One simply cannot argue with the simplicity of the teaser poster for the latest (8th?) entry in the Alien franchise.
Lots of negative space, the Alien hiding so close in the dark, this could be an image taken directly from the first, and still classic, film. When Ridley Scott went the prequel route with Prometheus, the marketing was very coy about whether or not the film was connected to the franchise, and in this prequel-sequel (second prequel?) they are being as clear as possible. The Xenomorph outside of perhaps Frankenstein, Dracula, and Godzilla, is the one of the most iconic creatures in popular culture, and it certainly makes a lot of sense to maximize its use at this point.
A handsome set of blue-white character posters for Star Wars: Rogue One has been put out for the Japanese market. And while the design is somewhat ‘floaty heads’ (or at least floaty torso and up), one cannot help be consider just how damn good Ben Mendelsohn looks as an Imperial Director. Also, the Star Wars marketing team has gone ‘all in’ on the tropical beach imagery for this advertising campaign, both in Japan and in the USA.
You can find the rest of the posters over at ImpAwards.
One of the iconic moments in Jeff Nichols’ very quiet film on race and the law, Loving, is when the central (and eponymous) married couple are photographed by a Life Magazine photographer. It is a wonderful moment in the film, and somehow it was not used in the original poster for the film. However, this alternate one sheet, from designer Manu, riffs wonderfully on black and white photography (and race for that matter), comfort and intimacy.
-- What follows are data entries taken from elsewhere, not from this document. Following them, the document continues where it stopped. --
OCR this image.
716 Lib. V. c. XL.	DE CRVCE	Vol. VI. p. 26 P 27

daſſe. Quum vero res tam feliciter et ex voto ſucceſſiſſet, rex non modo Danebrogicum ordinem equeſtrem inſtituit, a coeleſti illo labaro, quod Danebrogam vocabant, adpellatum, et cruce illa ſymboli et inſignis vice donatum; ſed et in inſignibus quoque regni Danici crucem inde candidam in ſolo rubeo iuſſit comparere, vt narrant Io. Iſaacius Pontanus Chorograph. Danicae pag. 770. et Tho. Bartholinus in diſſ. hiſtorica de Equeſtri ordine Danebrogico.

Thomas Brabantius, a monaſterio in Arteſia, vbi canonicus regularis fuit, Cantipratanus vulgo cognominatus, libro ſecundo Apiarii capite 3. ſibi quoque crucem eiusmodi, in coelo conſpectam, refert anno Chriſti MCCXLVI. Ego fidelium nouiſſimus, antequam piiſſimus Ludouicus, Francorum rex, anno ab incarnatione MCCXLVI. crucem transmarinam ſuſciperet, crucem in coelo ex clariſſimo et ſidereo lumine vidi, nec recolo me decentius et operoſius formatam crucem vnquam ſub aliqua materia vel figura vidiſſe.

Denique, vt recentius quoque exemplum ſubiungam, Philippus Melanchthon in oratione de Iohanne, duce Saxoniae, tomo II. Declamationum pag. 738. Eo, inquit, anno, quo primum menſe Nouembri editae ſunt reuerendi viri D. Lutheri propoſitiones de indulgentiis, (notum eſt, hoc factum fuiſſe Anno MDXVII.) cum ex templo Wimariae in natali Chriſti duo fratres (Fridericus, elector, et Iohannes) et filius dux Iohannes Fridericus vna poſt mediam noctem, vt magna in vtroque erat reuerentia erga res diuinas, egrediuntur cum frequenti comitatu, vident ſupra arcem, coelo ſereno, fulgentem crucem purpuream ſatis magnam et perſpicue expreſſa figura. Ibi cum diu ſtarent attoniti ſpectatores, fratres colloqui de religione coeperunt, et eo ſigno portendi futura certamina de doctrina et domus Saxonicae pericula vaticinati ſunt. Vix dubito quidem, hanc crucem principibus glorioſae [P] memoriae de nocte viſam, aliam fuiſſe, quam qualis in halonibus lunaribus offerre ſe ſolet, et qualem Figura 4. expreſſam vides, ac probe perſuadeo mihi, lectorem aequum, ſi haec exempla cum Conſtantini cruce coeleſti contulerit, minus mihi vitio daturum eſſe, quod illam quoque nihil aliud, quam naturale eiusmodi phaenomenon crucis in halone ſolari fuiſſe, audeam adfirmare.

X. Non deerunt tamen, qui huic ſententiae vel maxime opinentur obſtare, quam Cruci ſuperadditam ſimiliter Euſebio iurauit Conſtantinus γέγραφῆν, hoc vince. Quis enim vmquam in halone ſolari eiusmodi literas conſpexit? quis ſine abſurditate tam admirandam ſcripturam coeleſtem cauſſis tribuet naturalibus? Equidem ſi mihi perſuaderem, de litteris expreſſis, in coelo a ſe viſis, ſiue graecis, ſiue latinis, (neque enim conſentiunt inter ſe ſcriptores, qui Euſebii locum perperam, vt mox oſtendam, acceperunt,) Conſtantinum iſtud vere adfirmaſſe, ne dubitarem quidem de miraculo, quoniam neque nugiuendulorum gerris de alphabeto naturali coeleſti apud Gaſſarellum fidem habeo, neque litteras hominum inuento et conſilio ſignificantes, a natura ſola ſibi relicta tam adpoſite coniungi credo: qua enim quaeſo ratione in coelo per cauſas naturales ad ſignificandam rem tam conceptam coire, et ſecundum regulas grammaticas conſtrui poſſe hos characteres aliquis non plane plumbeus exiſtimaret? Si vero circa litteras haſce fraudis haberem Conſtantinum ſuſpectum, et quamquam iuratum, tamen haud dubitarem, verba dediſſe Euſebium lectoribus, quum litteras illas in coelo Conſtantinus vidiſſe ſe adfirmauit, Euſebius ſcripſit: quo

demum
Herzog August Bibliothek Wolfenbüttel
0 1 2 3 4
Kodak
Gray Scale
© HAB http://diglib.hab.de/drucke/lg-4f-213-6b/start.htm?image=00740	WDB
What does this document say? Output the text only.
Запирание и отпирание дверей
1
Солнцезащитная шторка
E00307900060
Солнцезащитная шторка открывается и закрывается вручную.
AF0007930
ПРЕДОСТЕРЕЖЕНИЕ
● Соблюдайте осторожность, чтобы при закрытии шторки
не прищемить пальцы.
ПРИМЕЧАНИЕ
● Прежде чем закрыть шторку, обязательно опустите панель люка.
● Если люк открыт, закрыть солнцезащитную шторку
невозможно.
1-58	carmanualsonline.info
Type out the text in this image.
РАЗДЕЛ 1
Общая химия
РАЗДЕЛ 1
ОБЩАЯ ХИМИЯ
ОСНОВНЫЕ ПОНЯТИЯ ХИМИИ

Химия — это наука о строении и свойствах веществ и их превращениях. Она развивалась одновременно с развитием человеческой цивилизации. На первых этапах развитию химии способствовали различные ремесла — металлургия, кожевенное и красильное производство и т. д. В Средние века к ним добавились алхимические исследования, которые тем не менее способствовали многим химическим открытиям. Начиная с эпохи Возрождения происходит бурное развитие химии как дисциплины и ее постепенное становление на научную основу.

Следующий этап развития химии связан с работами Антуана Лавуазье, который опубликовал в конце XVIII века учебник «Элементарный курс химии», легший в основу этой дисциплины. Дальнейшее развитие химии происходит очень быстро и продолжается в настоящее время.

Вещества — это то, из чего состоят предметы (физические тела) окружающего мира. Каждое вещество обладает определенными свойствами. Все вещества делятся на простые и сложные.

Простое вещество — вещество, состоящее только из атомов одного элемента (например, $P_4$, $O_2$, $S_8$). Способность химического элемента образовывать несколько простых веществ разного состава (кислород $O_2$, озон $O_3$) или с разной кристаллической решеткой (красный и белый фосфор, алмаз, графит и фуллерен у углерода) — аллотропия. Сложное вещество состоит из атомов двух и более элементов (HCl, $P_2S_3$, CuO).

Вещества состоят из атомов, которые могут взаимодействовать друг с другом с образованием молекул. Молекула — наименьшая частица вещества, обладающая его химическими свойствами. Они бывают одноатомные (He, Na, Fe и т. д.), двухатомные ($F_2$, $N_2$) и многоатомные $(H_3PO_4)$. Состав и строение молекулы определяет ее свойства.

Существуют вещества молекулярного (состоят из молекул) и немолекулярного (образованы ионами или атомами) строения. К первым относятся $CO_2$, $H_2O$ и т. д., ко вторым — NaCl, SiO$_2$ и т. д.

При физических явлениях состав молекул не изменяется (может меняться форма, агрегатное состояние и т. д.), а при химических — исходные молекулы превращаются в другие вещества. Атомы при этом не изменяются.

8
Thus far the advertising and trailer for the 20 years later follow-up to Danny Boyle’s classic Trainspotting (adapted wonderfully from Irvine Welsh’s novel) have been copying the look and feel of the original film to the point of almost repetition. I know this is how you get butts in seats, but I hope the film is more than just a ‘reunion tour’ of aging Scottish junkies. I like UK Quad posters, a lot, so I’m showing you these.
For comparison sake, here is the iconic poster from the 1996 original.
Movie stars and guns, for better or worse, I cannot think of a more traditional way to make a poster. The poster for Robert Zemeckis’s forthcoming World War II spy movie Allied has a look that says, Daniel Craig era 007 meets Casablanca*. The overall design is not great, not terrible, and pretty much gets the job done.
*If you are aware of the premise of the film, you might also get a dash of Mr. & Mrs. Smith in there too, mainly due to Brad Pitt’s presence.
I will happily admit that this poster doesn’t tell me anything really, about the film, other than the credit block (if you squint) indicating that it is the latest film from Gore Verbinski. But simplicity is underrated in movie marketing these days, most posters favouring photoshop clutter, or a long series of character posters, or ugh, head floating above a landscape. So a bright azure apothecary bottle with a girl floating in the liquid on a stark white background might not be the most creative thing in the world, but it certainly stands out. I look forward to February, as new Verbinski is always a good thing!
w00t! **Updated** with a quite excellent trailer which feels like THE KNICK TV series crossed with 1963’s THE MIND BENDERS and GdT’s CRIMSON PEAK.
Nbodoy puts Naomi in the closet! This French poster is sending out confusing noir-ish signals with its slanted blinds and almost completely unsaturated palette, to go with its ‘trapped’ vibe, and artisanal screen-printed textures. It is a wee bit reminiscent of one of the great all time posters of this century, which also featured Naomi Watts.
Despite its muddled genre cues (Blue Velvet with gender reversal? Halloween On South Street?) and title confusion (it is called Oppression in France, and Shut In in the USA?), I still give the poster a few points for simplicity and minimalism.
Paterson, New Jersey. City of waterfalls, inspiration to poet William Carlos Williams, and in a post-modern sense, to poet Jim Jarmusch. This minimal German poster for the film highlights several, but not all elements of the film, does not showcase the star, Adam driver, but rather the city and the mood of the film, contemplative, a bit blue, and a wee bit out of sorts with ones pet.